Importing Relevant Modules

### Working with Natural Language processing in python Using NLTK Tools

In [10]:
import pandas as pd
import numpy as np
from numpy.random import randint 
import seaborn as sns
import matplotlib.pyplot as plt
from sklearn.model_selection import train_test_split
from sklearn.metrics import confusion_matrix as cfm
from sklearn.metrics import f1_score,r2_score
from sklearn.linear_model import LinearRegression, LogisticRegression
from sklearn.model_selection import train_test_split
from sklearn.preprocessing import MinMaxScaler, OrdinalEncoder,OneHotEncoder
from sklearn import tree,metrics

### Brief write-ups on NLTK

##### APIs for steaming data:
Twitter Api, Reddit Api, News Api is one of such module in which helps for this purpose.
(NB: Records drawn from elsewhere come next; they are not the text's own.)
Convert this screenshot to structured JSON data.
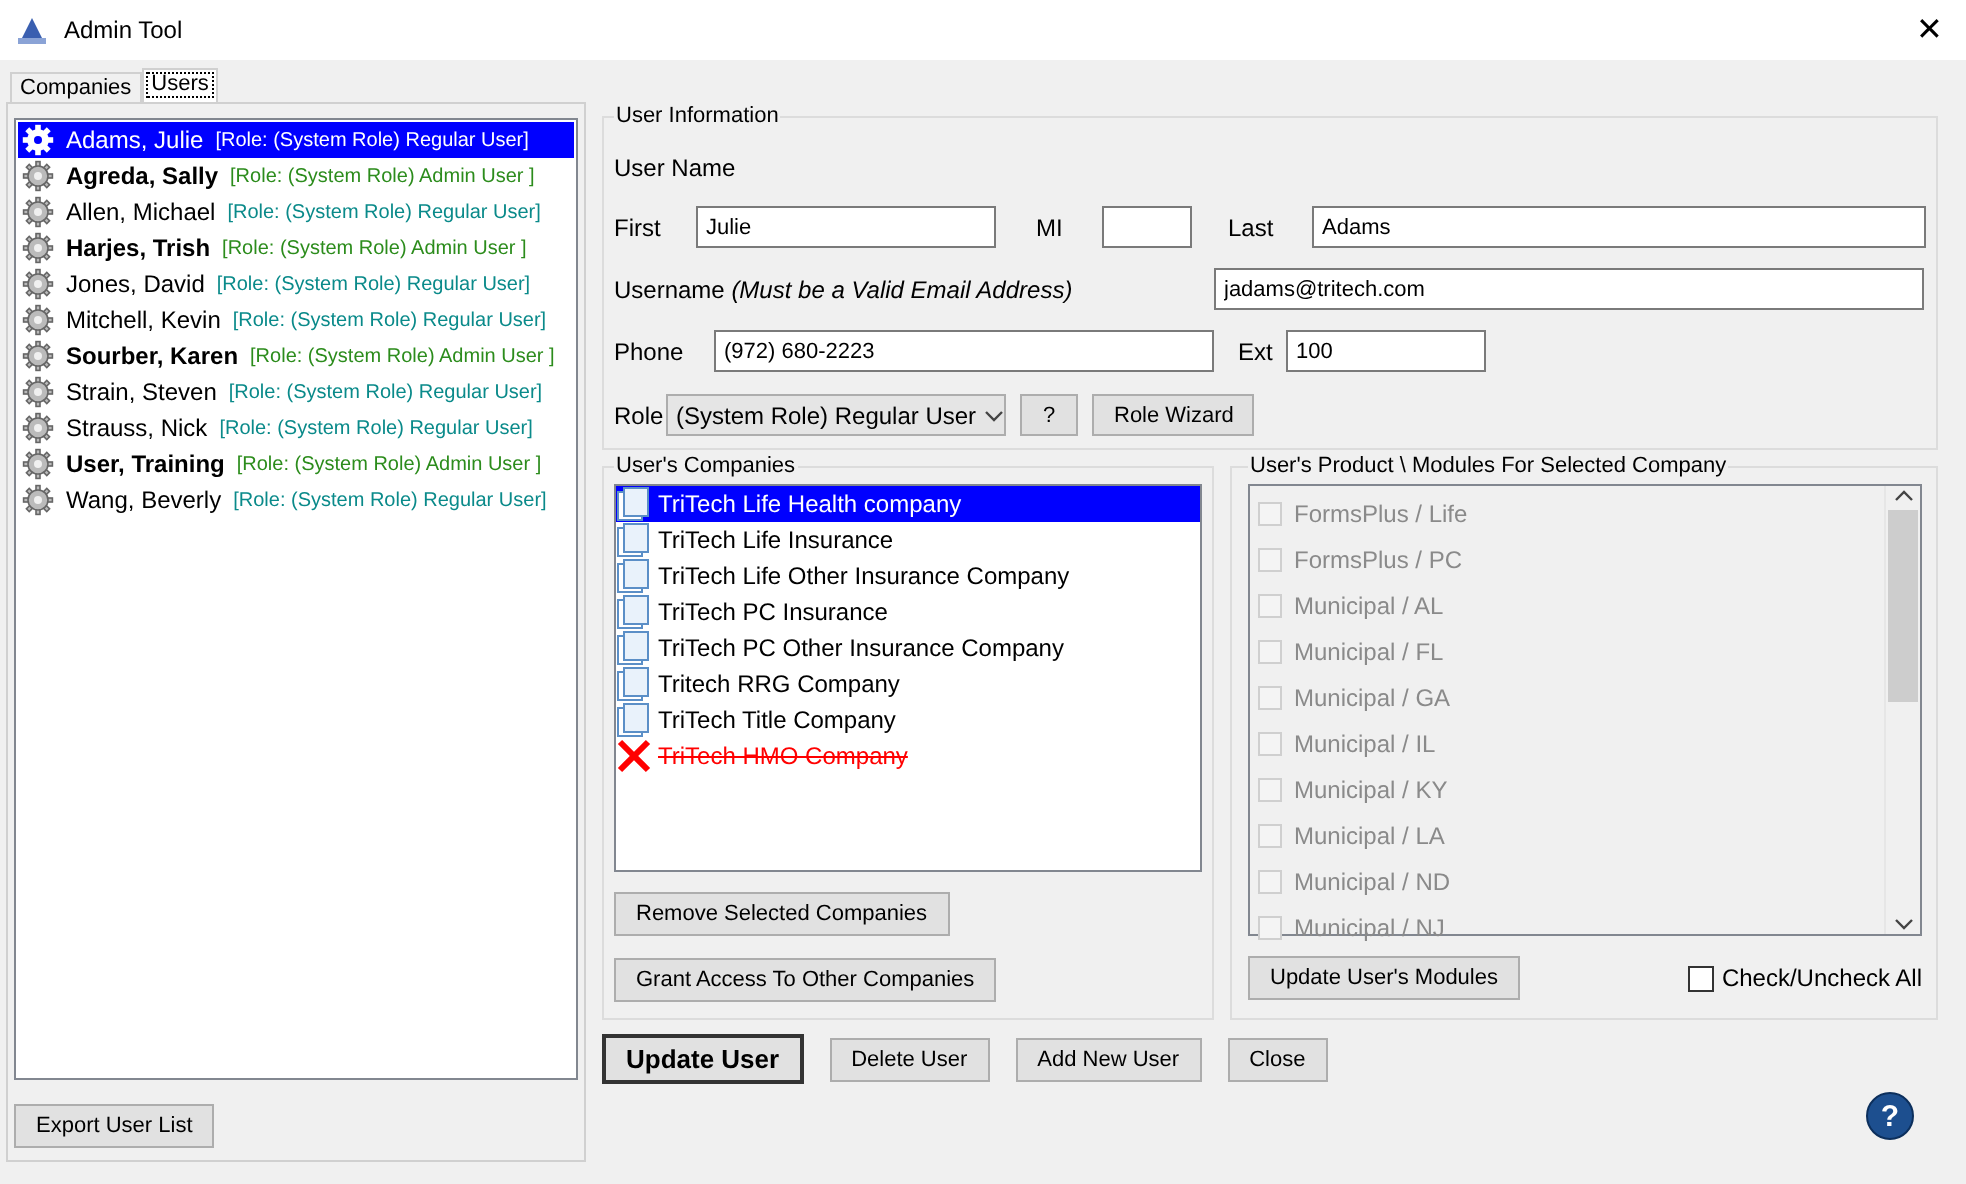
{
  "window": {
    "title": "Admin Tool",
    "close": "✕"
  },
  "tabs": [
    {
      "label": "Companies",
      "selected": false
    },
    {
      "label": "Users",
      "selected": true
    }
  ],
  "users": [
    {
      "name": "Adams, Julie",
      "role": "[Role: (System Role) Regular User]",
      "kind": "regular",
      "selected": true
    },
    {
      "name": "Agreda, Sally",
      "role": "[Role: (System Role) Admin User ]",
      "kind": "admin",
      "color": "#2c8c1c",
      "selected": false
    },
    {
      "name": "Allen, Michael",
      "role": "[Role: (System Role) Regular User]",
      "kind": "regular",
      "color": "#0a8a8a",
      "selected": false
    },
    {
      "name": "Harjes, Trish",
      "role": "[Role: (System Role) Admin User ]",
      "kind": "admin",
      "color": "#2c8c1c",
      "selected": false
    },
    {
      "name": "Jones, David",
      "role": "[Role: (System Role) Regular User]",
      "kind": "regular",
      "color": "#0a8a8a",
      "selected": false
    },
    {
      "name": "Mitchell, Kevin",
      "role": "[Role: (System Role) Regular User]",
      "kind": "regular",
      "color": "#0a8a8a",
      "selected": false
    },
    {
      "name": "Sourber, Karen",
      "role": "[Role: (System Role) Admin User ]",
      "kind": "admin",
      "color": "#2c8c1c",
      "selected": false
    },
    {
      "name": "Strain, Steven",
      "role": "[Role: (System Role) Regular User]",
      "kind": "regular",
      "color": "#0a8a8a",
      "selected": false
    },
    {
      "name": "Strauss, Nick",
      "role": "[Role: (System Role) Regular User]",
      "kind": "regular",
      "color": "#0a8a8a",
      "selected": false
    },
    {
      "name": "User, Training",
      "role": "[Role: (System Role) Admin User ]",
      "kind": "admin",
      "color": "#2c8c1c",
      "selected": false
    },
    {
      "name": "Wang, Beverly",
      "role": "[Role: (System Role) Regular User]",
      "kind": "regular",
      "color": "#0a8a8a",
      "selected": false
    }
  ],
  "export_button": "Export User List",
  "user_information": {
    "title": "User Information",
    "user_name_label": "User Name",
    "first_label": "First",
    "first": "Julie",
    "mi_label": "MI",
    "last_label": "Last",
    "last": "Adams",
    "username_label": "Username *(Must be a Valid Email Address)*",
    "username": "jadams@tritech.com",
    "phone_label": "Phone",
    "phone": "(972) 680-2223",
    "ext_label": "Ext",
    "ext": "100",
    "role_label": "Role",
    "role": "(System Role) Regular User",
    "help_button": "?",
    "wizard_button": "Role Wizard"
  },
  "companies": {
    "title": "User's Companies",
    "items": [
      {
        "name": "TriTech Life Health company",
        "revoked": false,
        "selected": true
      },
      {
        "name": "TriTech Life Insurance",
        "revoked": false,
        "selected": false
      },
      {
        "name": "TriTech Life Other Insurance Company",
        "revoked": false,
        "selected": false
      },
      {
        "name": "TriTech PC Insurance",
        "revoked": false,
        "selected": false
      },
      {
        "name": "TriTech PC Other Insurance Company",
        "revoked": false,
        "selected": false
      },
      {
        "name": "Tritech RRG Company",
        "revoked": false,
        "selected": false
      },
      {
        "name": "TriTech Title Company",
        "revoked": false,
        "selected": false
      },
      {
        "name": "TriTech HMO Company",
        "revoked": true,
        "selected": false
      }
    ],
    "remove_button": "Remove Selected Companies",
    "grant_button": "Grant Access To Other Companies"
  },
  "modules": {
    "title": "User's Product \\ Modules For Selected Company",
    "items": [
      {
        "label": "FormsPlus / Life",
        "checked": false,
        "disabled": true
      },
      {
        "label": "FormsPlus / PC",
        "checked": false,
        "disabled": true
      },
      {
        "label": "Municipal / AL",
        "checked": false,
        "disabled": true
      },
      {
        "label": "Municipal / FL",
        "checked": false,
        "disabled": true
      },
      {
        "label": "Municipal / GA",
        "checked": false,
        "disabled": true
      },
      {
        "label": "Municipal / IL",
        "checked": false,
        "disabled": true
      },
      {
        "label": "Municipal / KY",
        "checked": false,
        "disabled": true
      },
      {
        "label": "Municipal / LA",
        "checked": false,
        "disabled": true
      },
      {
        "label": "Municipal / ND",
        "checked": false,
        "disabled": true
      },
      {
        "label": "Municipal / NJ",
        "checked": false,
        "disabled": true
      }
    ],
    "update_button": "Update User's Modules",
    "check_all": {
      "label": "Check/Uncheck All",
      "checked": false
    }
  },
  "actions": [
    {
      "label": "Update User",
      "kind": "default"
    },
    {
      "label": "Delete User",
      "kind": "normal"
    },
    {
      "label": "Add New User",
      "kind": "normal"
    },
    {
      "label": "Close",
      "kind": "normal"
    }
  ],
  "help": "?"
}
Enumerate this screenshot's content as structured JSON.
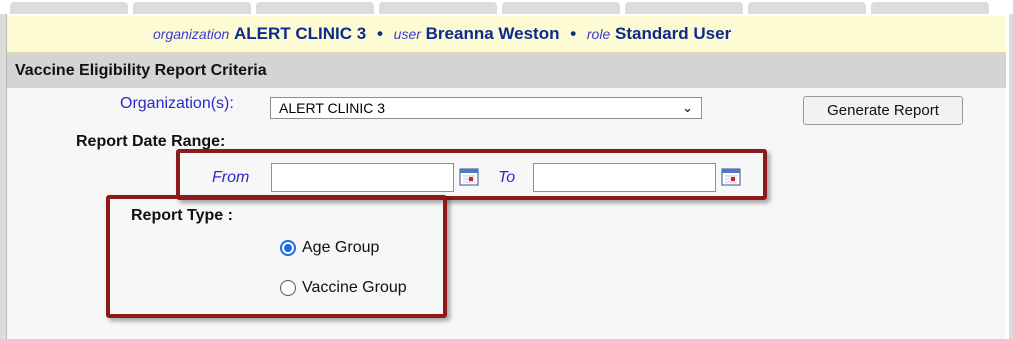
{
  "info_bar": {
    "organization_key": "organization",
    "organization_value": "ALERT CLINIC 3",
    "user_key": "user",
    "user_value": "Breanna Weston",
    "role_key": "role",
    "role_value": "Standard User",
    "separator": "•"
  },
  "section": {
    "title": "Vaccine Eligibility Report Criteria"
  },
  "form": {
    "organization_label": "Organization(s):",
    "organization_selected": "ALERT CLINIC 3",
    "generate_button": "Generate Report",
    "date_range_label": "Report Date Range:",
    "from_label": "From",
    "to_label": "To",
    "from_value": "",
    "to_value": "",
    "report_type_label": "Report Type :",
    "report_types": [
      {
        "label": "Age Group",
        "selected": true
      },
      {
        "label": "Vaccine Group",
        "selected": false
      }
    ]
  },
  "colors": {
    "highlight_box": "#8b1a1a",
    "info_bar_bg": "#fdfbd3",
    "label_blue": "#2a2ac8"
  },
  "icons": {
    "calendar": "calendar-icon",
    "dropdown": "chevron-down-icon"
  }
}
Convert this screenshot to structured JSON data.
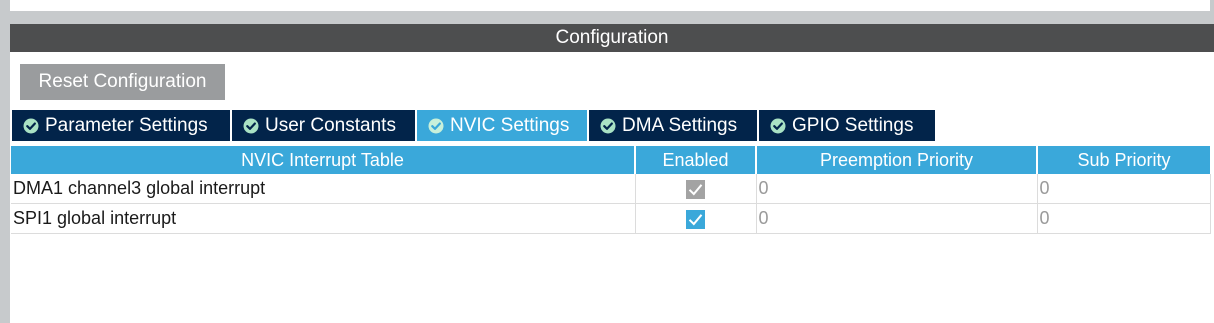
{
  "header": {
    "title": "Configuration"
  },
  "toolbar": {
    "reset_label": "Reset Configuration"
  },
  "tabs": [
    {
      "label": "Parameter Settings",
      "icon": "check-circle-icon",
      "active": false
    },
    {
      "label": "User Constants",
      "icon": "check-circle-icon",
      "active": false
    },
    {
      "label": "NVIC Settings",
      "icon": "check-circle-icon",
      "active": true
    },
    {
      "label": "DMA Settings",
      "icon": "check-circle-icon",
      "active": false
    },
    {
      "label": "GPIO Settings",
      "icon": "check-circle-icon",
      "active": false
    }
  ],
  "table": {
    "columns": [
      "NVIC Interrupt Table",
      "Enabled",
      "Preemption Priority",
      "Sub Priority"
    ],
    "rows": [
      {
        "name": "DMA1 channel3 global interrupt",
        "enabled": true,
        "enabled_editable": false,
        "preemption": "0",
        "sub": "0"
      },
      {
        "name": "SPI1 global interrupt",
        "enabled": true,
        "enabled_editable": true,
        "preemption": "0",
        "sub": "0"
      }
    ]
  },
  "colors": {
    "header_bg": "#4d4e4f",
    "tab_bg": "#02244a",
    "accent": "#3aa8da",
    "button_bg": "#9a9c9e"
  }
}
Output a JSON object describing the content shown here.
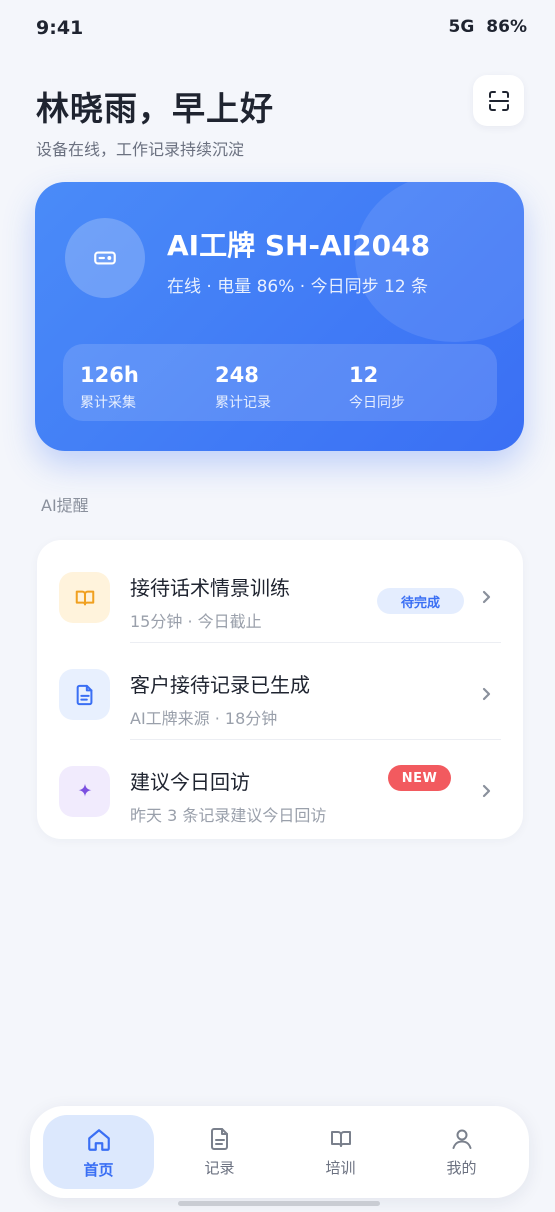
{
  "status_bar": {
    "time": "9:41",
    "network": "5G",
    "battery": "86%"
  },
  "header": {
    "greeting": "林晓雨，早上好",
    "subtitle": "设备在线，工作记录持续沉淀",
    "scan_icon": "scan-icon"
  },
  "device": {
    "name": "AI工牌 SH-AI2048",
    "status": "在线 · 电量 86% · 今日同步 12 条",
    "icon": "badge-device-icon",
    "stats": [
      {
        "value": "126h",
        "label": "累计采集"
      },
      {
        "value": "248",
        "label": "累计记录"
      },
      {
        "value": "12",
        "label": "今日同步"
      }
    ]
  },
  "reminders": {
    "section_title": "AI提醒",
    "items": [
      {
        "title": "接待话术情景训练",
        "meta": "15分钟 · 今日截止",
        "badge": "待完成",
        "icon": "book-icon"
      },
      {
        "title": "客户接待记录已生成",
        "meta": "AI工牌来源 · 18分钟",
        "icon": "document-icon"
      },
      {
        "title": "建议今日回访",
        "meta": "昨天 3 条记录建议今日回访",
        "badge": "NEW",
        "icon": "sparkle-icon"
      }
    ]
  },
  "nav": {
    "items": [
      {
        "label": "首页",
        "icon": "home-icon",
        "active": true
      },
      {
        "label": "记录",
        "icon": "document-icon"
      },
      {
        "label": "培训",
        "icon": "book-icon"
      },
      {
        "label": "我的",
        "icon": "user-icon"
      }
    ]
  },
  "colors": {
    "accent": "#3a6ff4",
    "card_gradient_start": "#4a8bf8",
    "pending_badge_bg": "#e4edfe",
    "new_badge_bg": "#f25a5f",
    "book_icon_bg": "#fff3dc",
    "document_icon_bg": "#e8f0fe",
    "sparkle_icon_bg": "#f1ebfd"
  }
}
These APIs could be connected using python Naural language Toolkit, beautifulSoup e.t.c, also in order to stream their data into SQL Database, we can use python module mysql-connector module.

##### About NLTK (Natural Language ToolKit)
NLTK stands for Natural Language Toolkit. It provides us with a large corpus (text) to use. The data must be labelled for supervised learning algorithms. So, we also want the language text to train our model to be tagged.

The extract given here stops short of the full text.